Nie wszystko tutaj jest winą Koemana. To nie jego wina, że Barcelona przez ostatnie lata wydawała horrendalne sumy transferowe na piłkarzy, którzy potem okazywali się w większości niewypałami transferowymi. To nie Holender sprawił, że Barcelona nie może ściągać gwiazd. To jest wina Bartomeu, ale Koeman swoją mową ciała nie pomaga w osiąganiu sukcesów.

Stadion światła gasi nadzieję Koemanowi?

Barcelona, przegrywając z Benficą w Lizbonie, prawdopodobnie załatwiła swojemu trenerowi wilczy bilet w całej Katalonii na najbliższy czas. Być może Koeman poprowadzi jeszcze klub z Camp Nou w meczu z Atletico (choć z trybun za zawieszenie), to na 99% będzie to ostatni akt tej holenderskiej tragedii w stolicy Katalonii.

„Barca” nie rozwijała się w tym sezonie ani przez chwilę. Pierwszy mecz sezonu i pokaz siły przeciwko Realowi Sociedad („Blaugrana” wygrała 4:2) to najwyraźniej był jedynie wypadek przy pracy, ewentualnie wejście w sezon na wielkim entuzjazmie całej drużyny. Nie wydaje się, żeby to Koeman był kluczową postacią w tym spotkaniu.
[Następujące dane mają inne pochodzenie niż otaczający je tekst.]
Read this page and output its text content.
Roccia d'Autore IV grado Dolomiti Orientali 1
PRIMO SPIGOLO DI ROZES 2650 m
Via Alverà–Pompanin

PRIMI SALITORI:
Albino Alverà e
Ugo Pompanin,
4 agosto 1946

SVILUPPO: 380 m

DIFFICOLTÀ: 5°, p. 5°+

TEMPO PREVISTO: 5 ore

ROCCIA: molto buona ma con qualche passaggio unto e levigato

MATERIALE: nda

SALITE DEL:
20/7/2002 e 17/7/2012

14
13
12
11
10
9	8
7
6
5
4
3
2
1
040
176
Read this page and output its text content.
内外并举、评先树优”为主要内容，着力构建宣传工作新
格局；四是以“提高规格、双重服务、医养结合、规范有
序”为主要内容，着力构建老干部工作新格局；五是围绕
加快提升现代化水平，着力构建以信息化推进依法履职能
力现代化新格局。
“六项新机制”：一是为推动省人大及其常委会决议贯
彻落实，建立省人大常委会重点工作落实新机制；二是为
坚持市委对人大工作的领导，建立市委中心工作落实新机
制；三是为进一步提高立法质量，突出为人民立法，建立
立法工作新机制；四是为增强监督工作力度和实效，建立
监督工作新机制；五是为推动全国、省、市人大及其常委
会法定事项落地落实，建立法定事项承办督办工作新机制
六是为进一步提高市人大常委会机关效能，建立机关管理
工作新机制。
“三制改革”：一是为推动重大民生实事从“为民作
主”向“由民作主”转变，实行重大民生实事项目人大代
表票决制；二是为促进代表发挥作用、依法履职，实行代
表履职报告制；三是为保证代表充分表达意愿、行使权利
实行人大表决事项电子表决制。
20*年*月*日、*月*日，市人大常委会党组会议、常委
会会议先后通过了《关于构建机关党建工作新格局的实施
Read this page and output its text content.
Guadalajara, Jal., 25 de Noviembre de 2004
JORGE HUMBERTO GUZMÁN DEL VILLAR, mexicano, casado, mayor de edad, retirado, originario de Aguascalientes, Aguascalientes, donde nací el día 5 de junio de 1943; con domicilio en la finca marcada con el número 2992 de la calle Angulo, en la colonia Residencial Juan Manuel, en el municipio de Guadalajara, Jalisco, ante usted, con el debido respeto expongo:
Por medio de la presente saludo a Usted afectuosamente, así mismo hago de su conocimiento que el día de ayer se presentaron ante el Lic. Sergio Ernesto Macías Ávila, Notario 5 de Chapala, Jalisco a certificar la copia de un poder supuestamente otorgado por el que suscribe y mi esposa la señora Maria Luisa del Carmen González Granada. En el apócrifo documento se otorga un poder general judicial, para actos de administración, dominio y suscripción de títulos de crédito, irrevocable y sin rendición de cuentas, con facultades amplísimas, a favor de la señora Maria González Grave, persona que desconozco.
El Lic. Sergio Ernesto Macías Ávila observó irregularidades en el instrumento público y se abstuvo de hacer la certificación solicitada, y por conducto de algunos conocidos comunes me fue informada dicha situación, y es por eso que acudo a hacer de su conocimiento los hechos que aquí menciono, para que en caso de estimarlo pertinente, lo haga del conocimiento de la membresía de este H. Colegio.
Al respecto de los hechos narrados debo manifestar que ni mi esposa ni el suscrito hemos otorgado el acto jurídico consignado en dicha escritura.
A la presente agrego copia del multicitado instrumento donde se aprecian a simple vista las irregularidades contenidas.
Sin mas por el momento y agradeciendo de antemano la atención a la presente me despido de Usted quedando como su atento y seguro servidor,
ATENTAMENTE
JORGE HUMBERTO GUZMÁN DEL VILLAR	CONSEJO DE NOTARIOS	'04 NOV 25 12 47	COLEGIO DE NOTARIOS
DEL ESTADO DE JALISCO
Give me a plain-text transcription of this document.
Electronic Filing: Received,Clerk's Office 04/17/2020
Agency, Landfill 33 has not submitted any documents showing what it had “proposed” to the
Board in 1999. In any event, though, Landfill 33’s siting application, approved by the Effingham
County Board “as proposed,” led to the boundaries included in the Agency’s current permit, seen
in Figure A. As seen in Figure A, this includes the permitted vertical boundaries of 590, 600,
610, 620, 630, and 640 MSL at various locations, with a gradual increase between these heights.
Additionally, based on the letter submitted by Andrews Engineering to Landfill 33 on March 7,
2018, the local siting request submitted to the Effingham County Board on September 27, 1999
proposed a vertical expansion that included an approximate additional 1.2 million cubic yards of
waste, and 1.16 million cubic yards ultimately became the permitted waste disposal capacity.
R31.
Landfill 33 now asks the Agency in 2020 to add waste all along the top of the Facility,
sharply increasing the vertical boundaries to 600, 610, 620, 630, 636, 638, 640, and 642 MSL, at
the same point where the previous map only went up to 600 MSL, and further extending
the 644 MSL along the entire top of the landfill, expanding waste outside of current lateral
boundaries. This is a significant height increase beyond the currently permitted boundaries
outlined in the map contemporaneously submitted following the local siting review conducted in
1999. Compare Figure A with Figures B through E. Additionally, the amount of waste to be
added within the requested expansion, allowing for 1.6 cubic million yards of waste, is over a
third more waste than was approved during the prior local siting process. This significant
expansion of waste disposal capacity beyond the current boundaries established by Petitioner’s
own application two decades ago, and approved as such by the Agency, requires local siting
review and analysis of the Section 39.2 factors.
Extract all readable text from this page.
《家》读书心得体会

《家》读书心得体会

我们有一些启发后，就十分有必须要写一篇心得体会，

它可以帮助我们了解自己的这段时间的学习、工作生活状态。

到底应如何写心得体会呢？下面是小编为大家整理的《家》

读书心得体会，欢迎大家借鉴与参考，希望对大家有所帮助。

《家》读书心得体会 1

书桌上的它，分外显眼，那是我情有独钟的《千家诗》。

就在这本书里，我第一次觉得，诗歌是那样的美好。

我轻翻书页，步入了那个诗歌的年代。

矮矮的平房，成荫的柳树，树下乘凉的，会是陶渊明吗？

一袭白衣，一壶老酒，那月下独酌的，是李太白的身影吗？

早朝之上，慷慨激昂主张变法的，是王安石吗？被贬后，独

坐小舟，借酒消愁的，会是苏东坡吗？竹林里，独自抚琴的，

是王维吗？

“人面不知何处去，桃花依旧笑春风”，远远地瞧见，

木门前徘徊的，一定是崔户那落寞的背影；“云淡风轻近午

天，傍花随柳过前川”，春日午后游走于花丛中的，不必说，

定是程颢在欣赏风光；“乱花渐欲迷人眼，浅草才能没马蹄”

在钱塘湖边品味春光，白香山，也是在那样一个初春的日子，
Co tu dużo mówić, Koeman powinien zostać zwolniony już po poprzednim sezonie. Tak się jednak nie stało. Dziś największym problemem jest brak dobrego kandydata na następcę dla holenderskiego szkoleniowca. Pytanie tylko, czy sam Pique nie poprowadziłby lepiej tej Barcelony jako grający trener.

Niech ta statystyka będzie podsumowaniem „gry” Barcelony Ronalda Koemana w Lidze Mistrzów.

W poszukiwaniu kapitana statku FC Barcelona

Wiele mówi się już o końcu kariery trenerskiej Koemana w Barcelonie. Nic dziwnego, ostatnie wyniki holenderskiego szkoleniowca, delikatnie mówiąc, nie napawają optymizmem. Na pięć ostatnich spotkań Barcelona wygrała zaledwie dwa – ze słabiutkimi Getafe i Levante. Remisy z Granadą i Cadizem chluby na pewno nie przynoszą, choć katastrofą też nie są.

Barcelona po meczu z Benficą w Lidze Mistrzów ma zero punktów i naprawdę może zacząć martwić się o wyjście z grupy. W lidze zaś zajmuje szóstą lokatę ze stratą pięciu punktów i jednego meczu (z Sevillą) do liderującego Realu Madryt. Tutaj nie ma katastrofy. Mimo tego coraz głośniej jest o potencjalnym zwolnieniu Ronalda Koemana. Dlaczego?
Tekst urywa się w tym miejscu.